LS: We actually looked for schools in California, where we live, but at the time the only schools that were available would require Matthew to live in a group home. This was a worry since Matthew was a wanderer. A consultant told us about Camphill. When we went to visit, we liked the fact that students lived in houses with families and co-workers were typically developing and dedicated to service. Matthew would be cared for, but he would work alongside members of the community, disabled or not. Camphill's philosophy is that individuals with disabilities tend to be taken care of all of their lives. Their ability to contribute to a community is enriching and restoring. 

AA16: The Camphill website states that its communities are "inspired by the anthroposophical teachings of Rudolph Steiner." Could you tell us what this refers to and what it means?

LS: Anthroposophy is the spiritual scientific understanding of the human being given by philosopher, scientist, and educator Rudolf Steiner, Ph.D. (1861-1925). Anthroposophy embraces a spiritual understanding of the human being, based on knowing rather than faith. Anthroposophy is the wellspring for Waldorf education, biodynamic agriculture, and new frontiers in science, the arts, sociology, medicine, and curative work. In Camphill Communities and Schools believe that:

  • Everyone is interdependent and equal;
  • It's the right and responsibility of each individual to pursue a personal education so that he or she may contribute to the spiritual progress of the world; and
  • Every individual is a spiritual being, and that this spirituality is eternal and can never be judged.

AA16: What helped Matthew learn to manage his challenging behaviors? Were there specific interventions that you think were especially helpful or do you think self-management came with maturity?  

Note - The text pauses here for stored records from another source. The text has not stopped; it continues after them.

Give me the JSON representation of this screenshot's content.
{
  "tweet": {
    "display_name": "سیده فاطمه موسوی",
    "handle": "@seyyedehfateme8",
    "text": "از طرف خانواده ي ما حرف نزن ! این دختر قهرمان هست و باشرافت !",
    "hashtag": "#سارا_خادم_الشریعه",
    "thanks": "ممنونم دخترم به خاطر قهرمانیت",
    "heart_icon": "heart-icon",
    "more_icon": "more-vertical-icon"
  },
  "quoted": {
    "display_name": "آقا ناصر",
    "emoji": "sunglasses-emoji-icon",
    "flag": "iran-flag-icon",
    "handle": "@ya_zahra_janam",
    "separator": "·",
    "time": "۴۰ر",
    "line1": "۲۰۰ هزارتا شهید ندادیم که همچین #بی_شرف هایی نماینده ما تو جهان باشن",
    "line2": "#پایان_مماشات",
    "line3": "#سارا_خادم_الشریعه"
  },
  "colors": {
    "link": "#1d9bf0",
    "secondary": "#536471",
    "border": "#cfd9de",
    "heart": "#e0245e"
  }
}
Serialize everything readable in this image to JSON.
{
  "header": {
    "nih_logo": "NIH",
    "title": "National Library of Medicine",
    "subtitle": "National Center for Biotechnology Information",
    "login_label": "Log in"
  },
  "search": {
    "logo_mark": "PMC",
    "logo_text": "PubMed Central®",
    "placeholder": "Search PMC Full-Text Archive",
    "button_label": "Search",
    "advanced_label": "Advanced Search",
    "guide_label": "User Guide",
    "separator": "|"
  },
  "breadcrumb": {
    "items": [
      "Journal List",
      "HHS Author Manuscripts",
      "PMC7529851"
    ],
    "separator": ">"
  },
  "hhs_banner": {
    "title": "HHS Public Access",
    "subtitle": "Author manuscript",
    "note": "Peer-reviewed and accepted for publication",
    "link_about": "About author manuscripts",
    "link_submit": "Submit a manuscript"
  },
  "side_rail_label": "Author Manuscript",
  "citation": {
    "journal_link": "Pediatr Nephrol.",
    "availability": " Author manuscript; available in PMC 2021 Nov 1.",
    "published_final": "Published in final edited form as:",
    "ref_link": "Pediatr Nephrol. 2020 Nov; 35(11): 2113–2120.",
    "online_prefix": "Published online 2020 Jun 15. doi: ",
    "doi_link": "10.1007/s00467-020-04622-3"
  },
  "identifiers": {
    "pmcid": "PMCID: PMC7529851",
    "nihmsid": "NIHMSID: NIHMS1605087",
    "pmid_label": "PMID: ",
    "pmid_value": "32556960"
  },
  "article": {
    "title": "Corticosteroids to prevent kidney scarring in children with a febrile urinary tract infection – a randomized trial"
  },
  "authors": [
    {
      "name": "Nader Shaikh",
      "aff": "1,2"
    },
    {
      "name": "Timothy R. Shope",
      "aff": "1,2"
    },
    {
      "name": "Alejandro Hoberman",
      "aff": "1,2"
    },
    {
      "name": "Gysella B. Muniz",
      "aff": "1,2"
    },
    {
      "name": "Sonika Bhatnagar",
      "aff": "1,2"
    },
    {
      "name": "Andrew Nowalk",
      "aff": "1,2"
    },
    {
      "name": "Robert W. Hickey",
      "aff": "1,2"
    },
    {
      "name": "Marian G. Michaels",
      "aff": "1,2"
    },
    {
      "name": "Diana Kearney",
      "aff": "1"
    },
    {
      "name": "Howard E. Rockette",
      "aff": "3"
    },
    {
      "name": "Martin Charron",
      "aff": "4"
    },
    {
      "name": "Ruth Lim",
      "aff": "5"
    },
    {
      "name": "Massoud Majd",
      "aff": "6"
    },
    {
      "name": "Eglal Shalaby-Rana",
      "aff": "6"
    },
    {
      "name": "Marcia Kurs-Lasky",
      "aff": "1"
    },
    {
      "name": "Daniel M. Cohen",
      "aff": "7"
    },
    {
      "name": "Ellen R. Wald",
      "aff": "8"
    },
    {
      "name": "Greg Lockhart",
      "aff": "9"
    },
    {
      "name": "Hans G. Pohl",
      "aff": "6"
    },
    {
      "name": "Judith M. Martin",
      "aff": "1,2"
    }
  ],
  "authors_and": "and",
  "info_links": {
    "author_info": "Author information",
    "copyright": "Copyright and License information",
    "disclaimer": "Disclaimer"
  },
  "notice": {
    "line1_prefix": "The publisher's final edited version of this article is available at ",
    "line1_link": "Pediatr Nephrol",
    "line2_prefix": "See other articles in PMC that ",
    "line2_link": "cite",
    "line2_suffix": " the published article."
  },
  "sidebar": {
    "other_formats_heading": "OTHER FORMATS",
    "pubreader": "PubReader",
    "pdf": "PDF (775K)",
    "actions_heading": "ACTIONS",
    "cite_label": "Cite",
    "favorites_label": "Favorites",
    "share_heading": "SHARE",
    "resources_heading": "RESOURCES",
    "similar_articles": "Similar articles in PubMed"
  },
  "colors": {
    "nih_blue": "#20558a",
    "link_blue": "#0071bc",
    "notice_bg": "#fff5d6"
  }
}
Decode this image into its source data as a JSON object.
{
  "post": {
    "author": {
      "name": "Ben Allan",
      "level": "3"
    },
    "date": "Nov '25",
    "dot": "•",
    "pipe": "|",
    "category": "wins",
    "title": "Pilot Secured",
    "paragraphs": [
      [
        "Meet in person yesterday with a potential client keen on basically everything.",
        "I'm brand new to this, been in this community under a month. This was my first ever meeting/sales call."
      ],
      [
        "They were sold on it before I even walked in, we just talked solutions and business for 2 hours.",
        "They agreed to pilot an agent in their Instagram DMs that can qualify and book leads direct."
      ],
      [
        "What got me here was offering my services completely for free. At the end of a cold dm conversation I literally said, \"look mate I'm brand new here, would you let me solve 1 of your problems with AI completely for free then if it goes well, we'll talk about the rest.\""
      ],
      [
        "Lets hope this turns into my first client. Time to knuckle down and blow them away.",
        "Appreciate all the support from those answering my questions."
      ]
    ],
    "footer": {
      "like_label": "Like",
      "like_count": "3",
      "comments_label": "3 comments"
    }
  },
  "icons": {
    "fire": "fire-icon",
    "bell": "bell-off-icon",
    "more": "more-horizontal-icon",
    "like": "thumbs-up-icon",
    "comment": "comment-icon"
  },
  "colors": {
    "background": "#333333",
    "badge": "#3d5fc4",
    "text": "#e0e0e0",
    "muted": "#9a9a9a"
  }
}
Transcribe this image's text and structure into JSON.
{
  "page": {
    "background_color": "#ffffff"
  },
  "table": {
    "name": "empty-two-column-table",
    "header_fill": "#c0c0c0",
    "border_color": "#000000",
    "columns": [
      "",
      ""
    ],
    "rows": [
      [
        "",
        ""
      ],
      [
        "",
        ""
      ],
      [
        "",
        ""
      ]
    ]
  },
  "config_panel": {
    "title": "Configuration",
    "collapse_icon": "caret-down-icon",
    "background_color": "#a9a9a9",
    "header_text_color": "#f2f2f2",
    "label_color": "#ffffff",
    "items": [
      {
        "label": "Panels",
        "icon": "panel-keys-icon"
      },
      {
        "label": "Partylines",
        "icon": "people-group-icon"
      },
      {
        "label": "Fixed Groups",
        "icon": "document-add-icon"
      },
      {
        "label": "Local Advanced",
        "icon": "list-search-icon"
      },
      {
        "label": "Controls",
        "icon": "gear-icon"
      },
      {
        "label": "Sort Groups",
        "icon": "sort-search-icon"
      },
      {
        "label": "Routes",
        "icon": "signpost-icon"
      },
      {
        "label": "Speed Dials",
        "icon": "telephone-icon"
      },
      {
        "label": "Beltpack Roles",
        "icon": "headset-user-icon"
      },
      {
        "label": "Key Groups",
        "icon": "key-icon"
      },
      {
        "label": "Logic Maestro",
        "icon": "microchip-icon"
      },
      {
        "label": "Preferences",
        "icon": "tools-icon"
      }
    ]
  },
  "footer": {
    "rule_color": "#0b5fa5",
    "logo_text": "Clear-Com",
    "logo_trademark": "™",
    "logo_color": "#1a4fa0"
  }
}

LS: So many things contributed to helping Matthew learn how to control his behaviors—behavior plans, positive reinforcement, ABA, floor time, psychotherapy, medication, the list goes on! Matthew and everyone in his circle of care continue to work on behavior. There has not been one specific thing, but ability and maturity come close! 

AA16: What kind of adult services does Matthew receive through the State of California?  

LS: Not that many people have financial resources to afford this residential care (including us!). I'm not sure about other states, but the Matthew is a client of the regional centers of California, under the Department of Developmental Services. As such, he qualifies for funding for his Supported Living Program at Camphill California. When he went to Camphill Special School, our school district paid for the educational portion of the tuition and the regional center paid for the residential portion. Camphill Schools and Communities are nonprofit, so they count on contributions from parents who are able and fundraising is important! 

AA16: What thoughts would you have for parents who may not have access to quality residential programming? 

LS: I would say that if parents do not have access to residential programs, or if it is not their choice, they should:

  • Make sure the school district is providing the services that their child needs and deserves;
  • Get breaks. Find out about respite from your local department of developmental services. You are not doing yourself or your child any favors if you are tired and overwhelmed. Everyone needs a break!
  • Don't forget the siblings. Give them as much one-on-one attention that you can. My sons Andy and John, (now 24 and 19) tell me that they are grateful that my husband and I made this a priority.

AA16: Any concluding thoughts you would like to share with our readers? 

LS: Just that I admire my son Matthew so much. I feel so fortunate that I’ve been able to connect with so many great people like you through the work that I do! I’m also very proud of my other two sons, Matthew’s younger brothers John and Andy. They are so kind and encouraging with Matthew, and they make him laugh. God bless them!